(BIVN) – The summit eruption of Kīlauea Volcano remains paused, scientists say, although activity may resume sometime in the next 24 hours.
The USGS Hawaiian Volcano Observatory on Monday reported that the eruption within Halemaʻumaʻu paused after lava effusion dwindled on December 25 following a strong deflationary event. “Based on similar eruptive pauses in recent weeks, the return of inflationary tilt last night suggests that lava effusion may resume sometime in the next 24 hours,” the scientists wrote. “All recent lava activity has been confined to the crater, and there are no indications of activity migrating elsewhere on Kīlauea.”
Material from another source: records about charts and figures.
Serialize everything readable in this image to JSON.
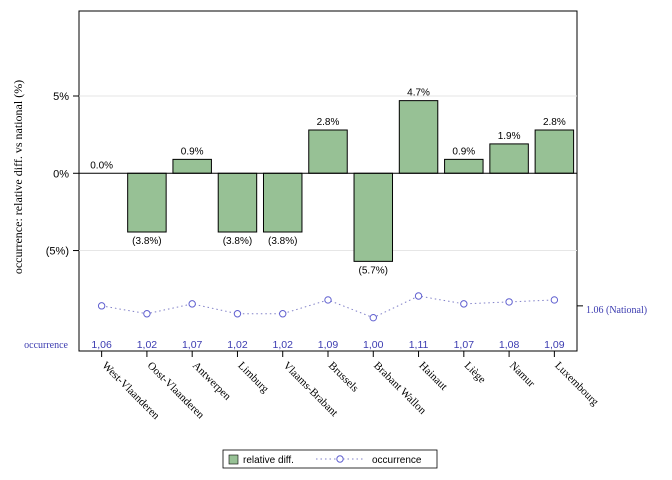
{
  "chart_data": {
    "type": "bar",
    "title": "",
    "ylabel": "occurrence: relative diff. vs national (%)",
    "ylim": [
      -0.115,
      0.105
    ],
    "yticks": [
      {
        "value": 0.05,
        "label": "5%"
      },
      {
        "value": 0.0,
        "label": "0%"
      },
      {
        "value": -0.05,
        "label": "(5%)"
      }
    ],
    "grid": true,
    "legend_position": "bottom-center",
    "categories": [
      "West-Vlaanderen",
      "Oost-Vlaanderen",
      "Antwerpen",
      "Limburg",
      "Vlaams-Brabant",
      "Brussels",
      "Brabant Wallon",
      "Hainaut",
      "Liège",
      "Namur",
      "Luxembourg"
    ],
    "series": [
      {
        "name": "relative diff.",
        "type": "bar",
        "values": [
          0.0,
          -0.038,
          0.009,
          -0.038,
          -0.038,
          0.028,
          -0.057,
          0.047,
          0.009,
          0.019,
          0.028
        ],
        "labels": [
          "0.0%",
          "(3.8%)",
          "0.9%",
          "(3.8%)",
          "(3.8%)",
          "2.8%",
          "(5.7%)",
          "4.7%",
          "0.9%",
          "1.9%",
          "2.8%"
        ],
        "color": "#97c195",
        "edge_color": "#000000"
      },
      {
        "name": "occurrence",
        "type": "line",
        "values": [
          1.06,
          1.02,
          1.07,
          1.02,
          1.02,
          1.09,
          1.0,
          1.11,
          1.07,
          1.08,
          1.09
        ],
        "labels": [
          "1,06",
          "1,02",
          "1,07",
          "1,02",
          "1,02",
          "1,09",
          "1,00",
          "1,11",
          "1,07",
          "1,08",
          "1,09"
        ],
        "row_label": "occurrence",
        "ylim": [
          0.968,
          1.11
        ],
        "color": "#5454c8"
      }
    ],
    "reference": {
      "value": 1.06,
      "label": "1.06 (National)"
    }
  }
}
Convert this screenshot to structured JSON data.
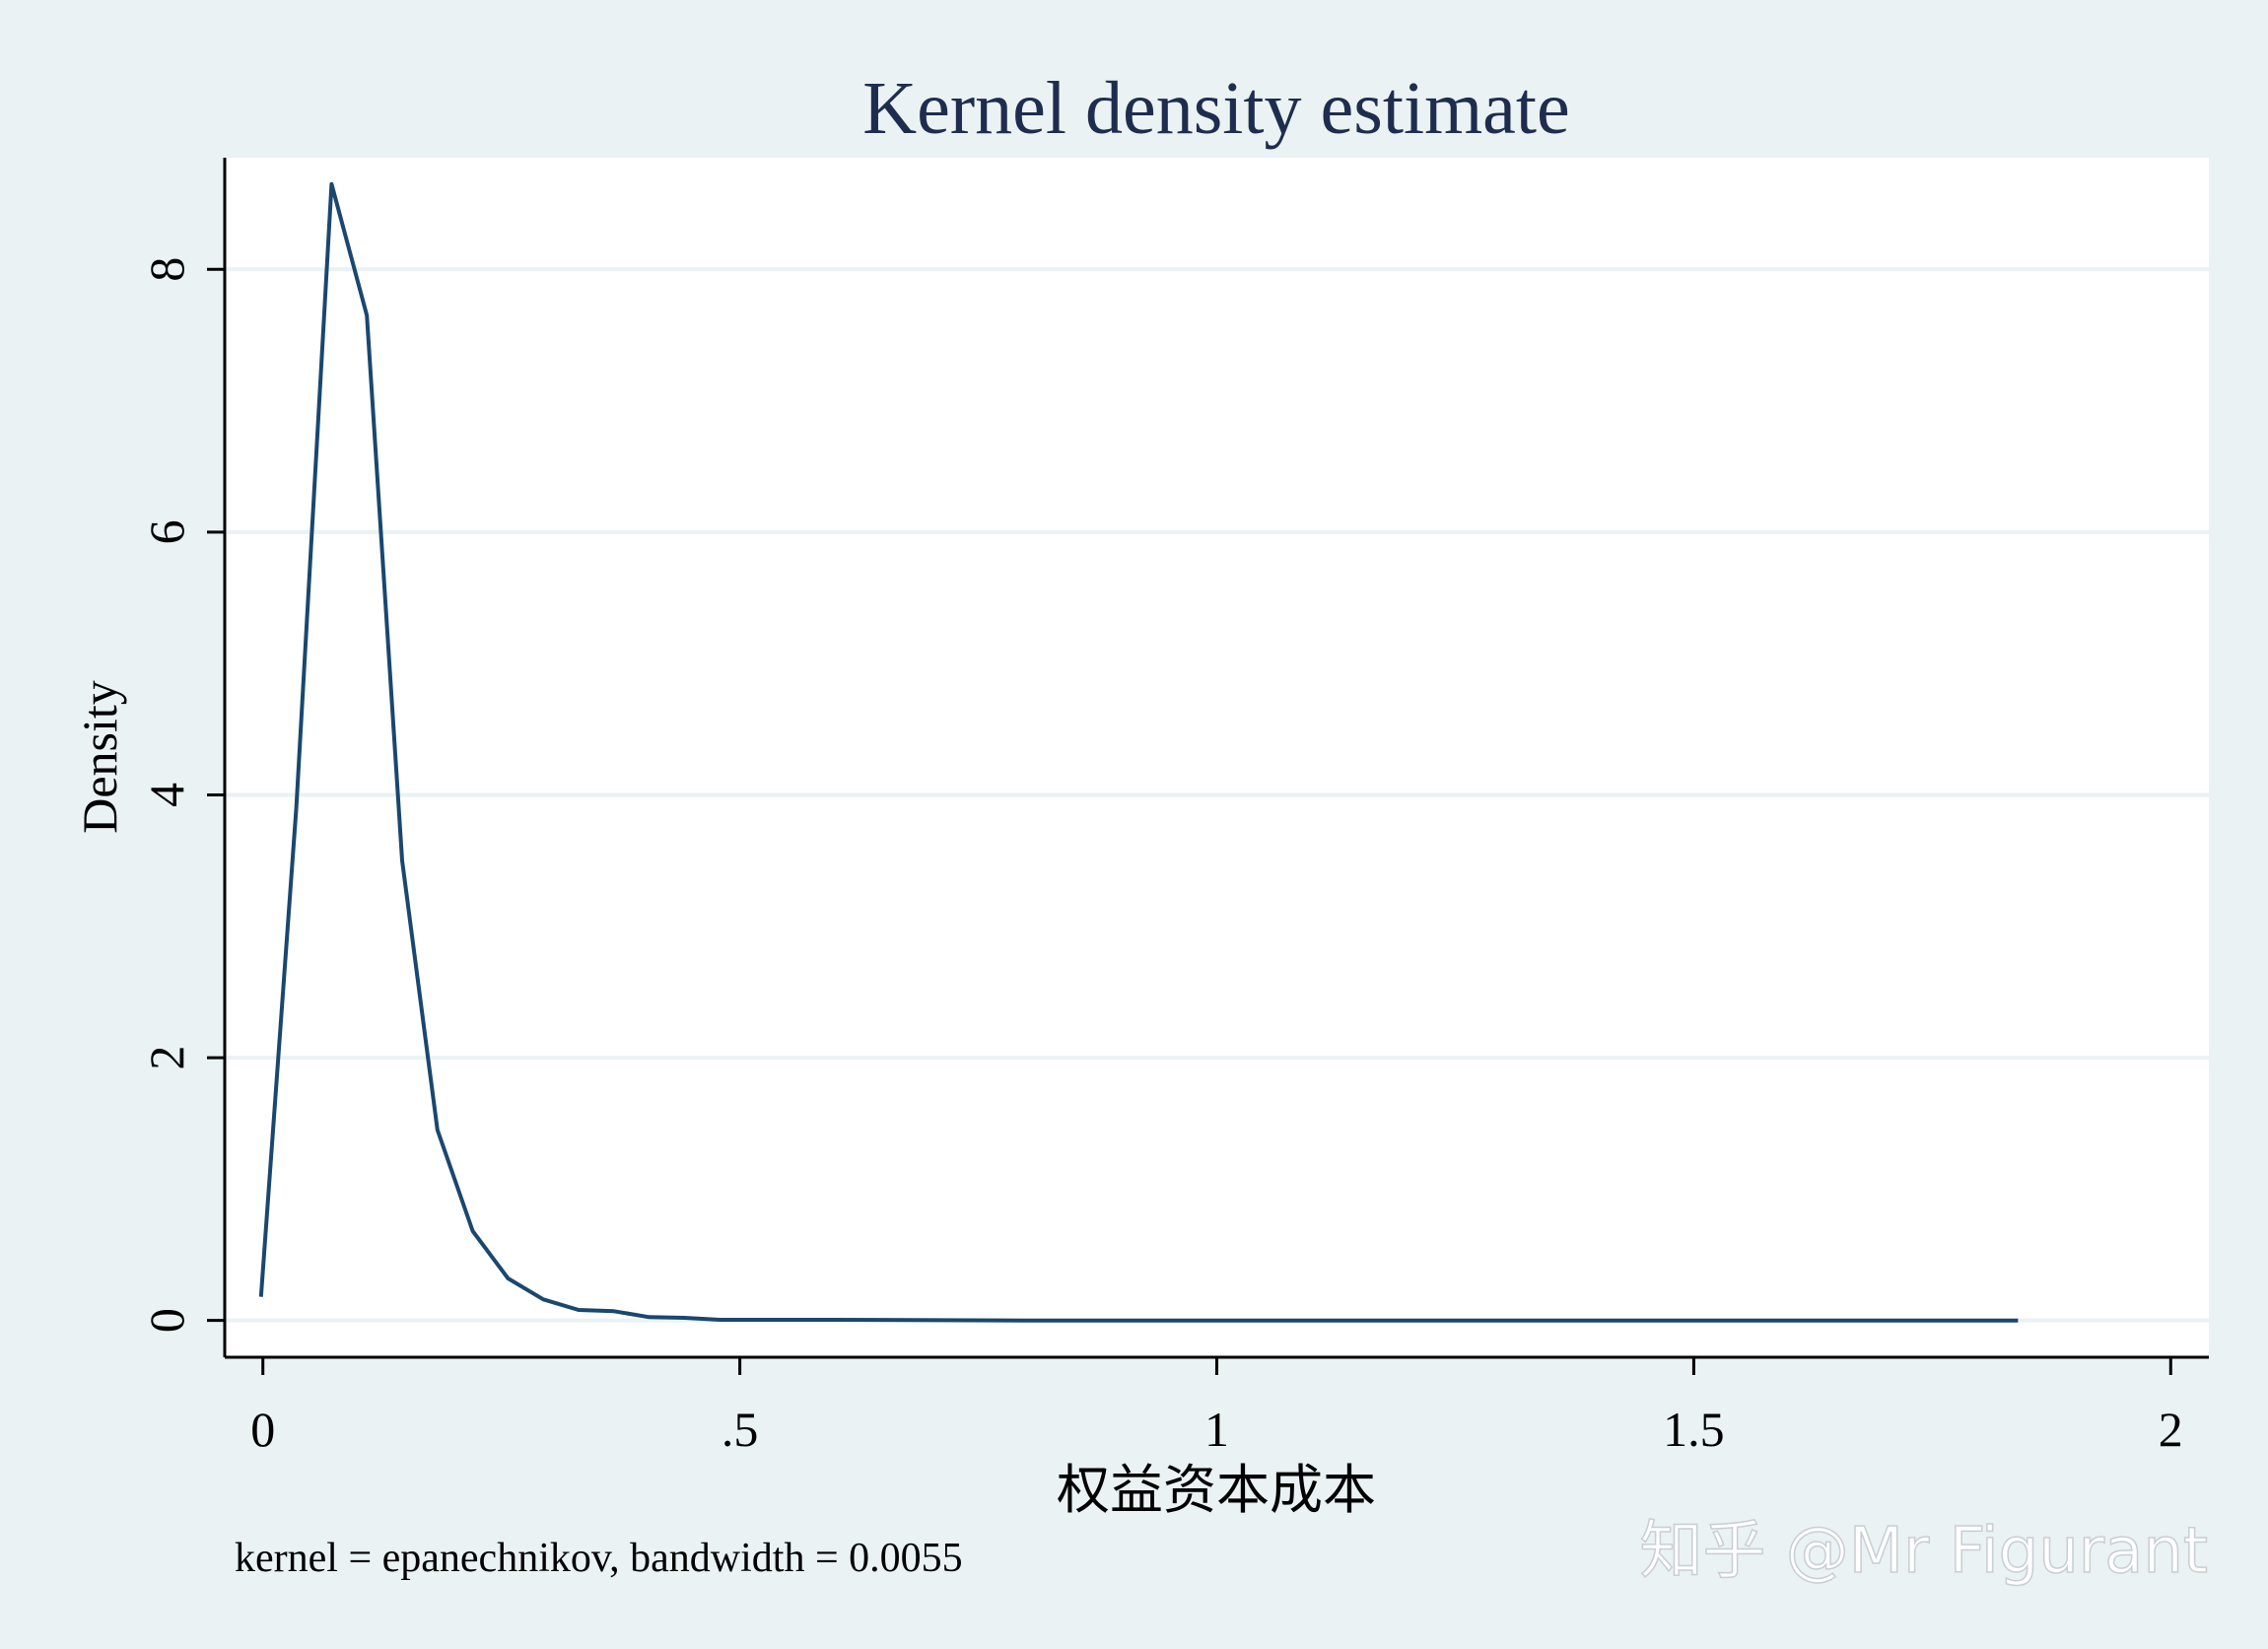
{
  "chart_data": {
    "type": "line",
    "title": "Kernel density estimate",
    "xlabel": "权益资本成本",
    "ylabel": "Density",
    "note": "kernel = epanechnikov, bandwidth = 0.0055",
    "watermark": "知乎 @Mr Figurant",
    "xlim": [
      -0.04,
      2.04
    ],
    "ylim": [
      -0.28,
      8.85
    ],
    "x_ticks": [
      0,
      0.5,
      1,
      1.5,
      2
    ],
    "x_tick_labels": [
      "0",
      ".5",
      "1",
      "1.5",
      "2"
    ],
    "y_ticks": [
      0,
      2,
      4,
      6,
      8
    ],
    "y_tick_labels": [
      "0",
      "2",
      "4",
      "6",
      "8"
    ],
    "grid": true,
    "series": [
      {
        "x": [
          -0.002,
          0.035,
          0.072,
          0.109,
          0.146,
          0.183,
          0.22,
          0.257,
          0.294,
          0.331,
          0.368,
          0.405,
          0.442,
          0.479,
          0.6,
          0.8,
          1.0,
          1.2,
          1.4,
          1.6,
          1.84
        ],
        "y": [
          0.18,
          3.9,
          8.65,
          7.65,
          3.5,
          1.45,
          0.68,
          0.32,
          0.16,
          0.08,
          0.07,
          0.025,
          0.02,
          0.005,
          0.005,
          0.0,
          0.0,
          0.0,
          0.0,
          0.0,
          0.0
        ]
      }
    ]
  },
  "colors": {
    "background": "#eaf2f3",
    "plot_background": "#ffffff",
    "line": "#1a476f",
    "text": "#000000",
    "title": "#1e2d4f",
    "grid": "#eaf2f3",
    "watermark": "#ffffff"
  }
}
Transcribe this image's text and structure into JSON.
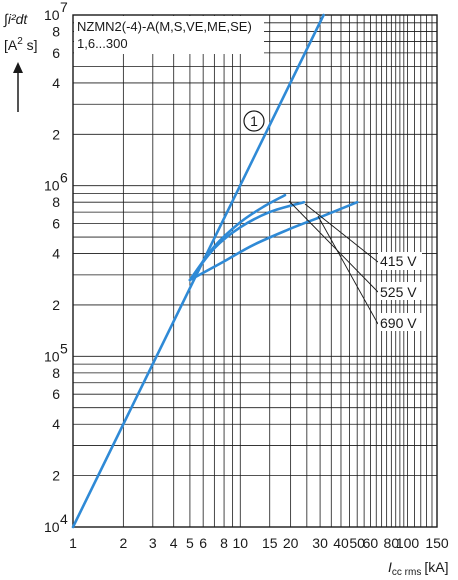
{
  "chart_data": {
    "type": "line",
    "title_line1": "NZMN2(-4)-A(M,S,VE,ME,SE)",
    "title_line2": "1,6...300",
    "ylabel_line1": "∫i²dt",
    "ylabel_unit_open": "[A",
    "ylabel_unit_exp": "2",
    "ylabel_unit_close": " s]",
    "xlabel_main": "I",
    "xlabel_sub": "cc rms",
    "xlabel_unit": "[kA]",
    "x_scale": "log",
    "y_scale": "log",
    "xlim": [
      1,
      150
    ],
    "ylim": [
      10000,
      10000000
    ],
    "grid": true,
    "x_ticks": [
      {
        "v": 1,
        "t": "1"
      },
      {
        "v": 2,
        "t": "2"
      },
      {
        "v": 3,
        "t": "3"
      },
      {
        "v": 4,
        "t": "4"
      },
      {
        "v": 5,
        "t": "5"
      },
      {
        "v": 6,
        "t": "6"
      },
      {
        "v": 8,
        "t": "8"
      },
      {
        "v": 10,
        "t": "10"
      },
      {
        "v": 15,
        "t": "15"
      },
      {
        "v": 20,
        "t": "20"
      },
      {
        "v": 30,
        "t": "30"
      },
      {
        "v": 40,
        "t": "40"
      },
      {
        "v": 50,
        "t": "50"
      },
      {
        "v": 60,
        "t": "60"
      },
      {
        "v": 80,
        "t": "80"
      },
      {
        "v": 100,
        "t": "100"
      },
      {
        "v": 150,
        "t": "150"
      }
    ],
    "x_grid": [
      1,
      2,
      3,
      4,
      5,
      6,
      7,
      8,
      9,
      10,
      15,
      20,
      25,
      30,
      35,
      40,
      45,
      50,
      55,
      60,
      65,
      70,
      75,
      80,
      85,
      90,
      95,
      100,
      110,
      120,
      130,
      140,
      150
    ],
    "y_ticks": [
      {
        "v": 10000,
        "t": "10",
        "exp": "4"
      },
      {
        "v": 20000,
        "t": "2"
      },
      {
        "v": 40000,
        "t": "4"
      },
      {
        "v": 60000,
        "t": "6"
      },
      {
        "v": 80000,
        "t": "8"
      },
      {
        "v": 100000,
        "t": "10",
        "exp": "5"
      },
      {
        "v": 200000,
        "t": "2"
      },
      {
        "v": 400000,
        "t": "4"
      },
      {
        "v": 600000,
        "t": "6"
      },
      {
        "v": 800000,
        "t": "8"
      },
      {
        "v": 1000000,
        "t": "10",
        "exp": "6"
      },
      {
        "v": 2000000,
        "t": "2"
      },
      {
        "v": 4000000,
        "t": "4"
      },
      {
        "v": 6000000,
        "t": "6"
      },
      {
        "v": 8000000,
        "t": "8"
      },
      {
        "v": 10000000,
        "t": "10",
        "exp": "7"
      }
    ],
    "y_grid": [
      10000,
      20000,
      30000,
      40000,
      50000,
      60000,
      70000,
      80000,
      90000,
      100000,
      200000,
      300000,
      400000,
      500000,
      600000,
      700000,
      800000,
      900000,
      1000000,
      2000000,
      3000000,
      4000000,
      5000000,
      6000000,
      7000000,
      8000000,
      9000000,
      10000000
    ],
    "series": [
      {
        "name": "1",
        "color": "#2f8ad6",
        "points": [
          [
            1,
            10000
          ],
          [
            31.5,
            10000000
          ]
        ]
      },
      {
        "name": "415 V",
        "color": "#2f8ad6",
        "points": [
          [
            5,
            280000
          ],
          [
            7,
            430000
          ],
          [
            10,
            570000
          ],
          [
            15,
            700000
          ],
          [
            24,
            800000
          ]
        ]
      },
      {
        "name": "525 V",
        "color": "#2f8ad6",
        "points": [
          [
            5,
            280000
          ],
          [
            7,
            440000
          ],
          [
            10,
            610000
          ],
          [
            14,
            760000
          ],
          [
            18.5,
            880000
          ]
        ]
      },
      {
        "name": "690 V",
        "color": "#2f8ad6",
        "points": [
          [
            5,
            280000
          ],
          [
            8,
            360000
          ],
          [
            12,
            450000
          ],
          [
            20,
            560000
          ],
          [
            32,
            670000
          ],
          [
            50,
            800000
          ]
        ]
      }
    ],
    "marker_label": "1",
    "voltage_labels": [
      "415 V",
      "525 V",
      "690 V"
    ]
  }
}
From today’s USGS summit observations:
Summit Observations: Rapid inflationary tilt began just before midnight last night; the trend continues at this time and has recovered most of the tilt lost during the prior deflation. Volcanic tremor associated with the eruption is currently not detectable and earthquake activity in the summit region remains below background level. A sulfur dioxide (SO2) emission rate of approximately 5,300 tonnes per day was measured on December 24, when eruptive activity was more vigorous before the pause.
The USGS HVO says the surface of the lava lake is mostly crusted over, except for a small section north of the western vent measuring less than 50 meters (164 feet) in diameter. No unusual activity has been noted in the Kīlauea East Rift Zone.